4 thoughts on “Derleth Country #5 – The Fisherman of Falcon Point

  1. jlv61560 says:

    So, I’ve read through your comments on Derleth, and all I can say is “Whew!” I thought it was just me. I first ran across Derleth’s stuff (I won’t call it “work” since he seems to have done very little of that) back when I was a teenager in the ’70s and looking for more fiction like that of HPL. At even the tender age of 15, I found Derleth to be pretentious, over-wordy, derivative and downright unimaginative. His insistence on trying to cram the Mythos beings into standard Catholic explanations of good and evil frankly removed all of the true mystery and horror from HPL, and instead turned what should have been potentially good stories into turgid rehashing of his own confused and possibly heretical beliefs (tell me that the Catholic church, if pressed, wouldn’t absolutely condemn his attempts to interpret Catholic beliefs as some sort of debased understanding of the Cthulhu Mythos!)

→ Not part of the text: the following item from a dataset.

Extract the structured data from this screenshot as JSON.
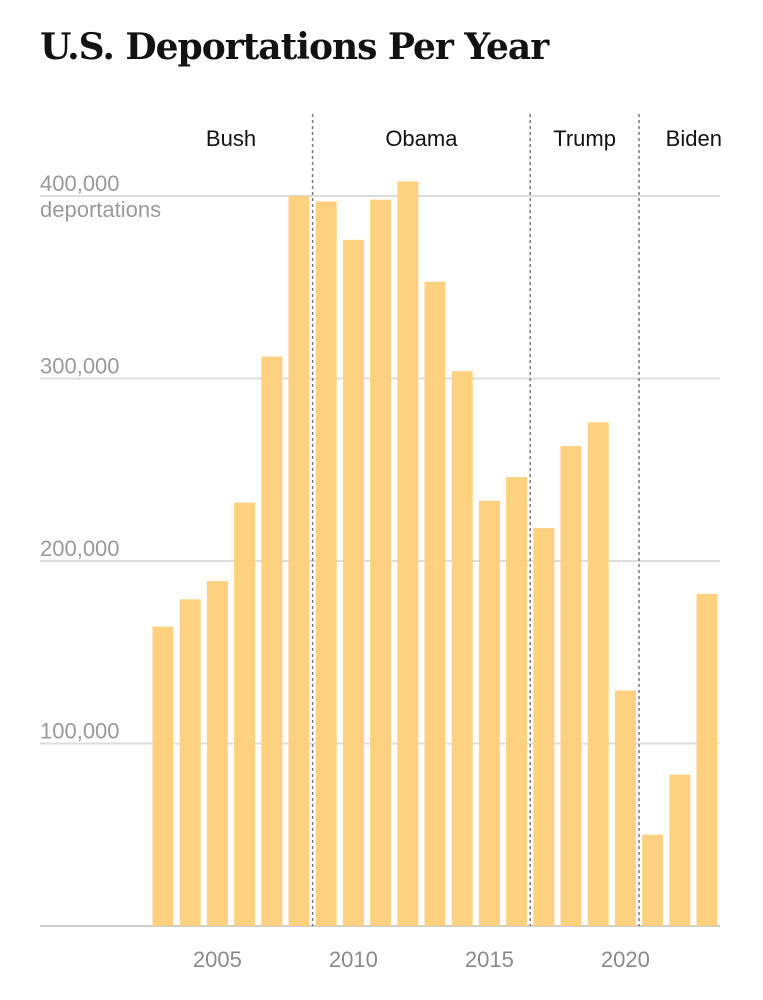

    In short, I agree with every single point you’ve made, and almost invariably I find myself hard-pressed to wade through an entire Derleth pastiche without becoming bored and wandering off for something more imaginative and original. Derleth writes such poor stuff, that frankly even crappy fan-fic is generally a cut above his efforts, and that tells you just how bad his stuff is. All I can say is that it’s a good thing he owned his own publishing house, because any self-respecting editor would have circular filed these stories and never even bothered to send a rejection slip…

  2. csmithadair says:

    Deep Ones should be capitalized, since it’s not the name of the species, but a form of title (and probably a religious one). Treat it as you would Republican, Democrat, Catholic, or Freemason. Lovecraft (somewhat surprisingly, considering older styles regarding the names of mythical creatures) didn’t capitalize the names of his monster species very often, so I think his use of “Deep One” as a proper noun is a good indicator of his intention here. Note that in “The Shadow over Innsmouth” shoggoth is in lowercase, while the narrator, who only calls them Deep Ones at the end, uses capitals.

    Now, Chaosium went through a general purge of proper nouns in these cases a couple of decades ago, so they use “deep one,” something to at least be aware of when talking about the game instead of the fiction.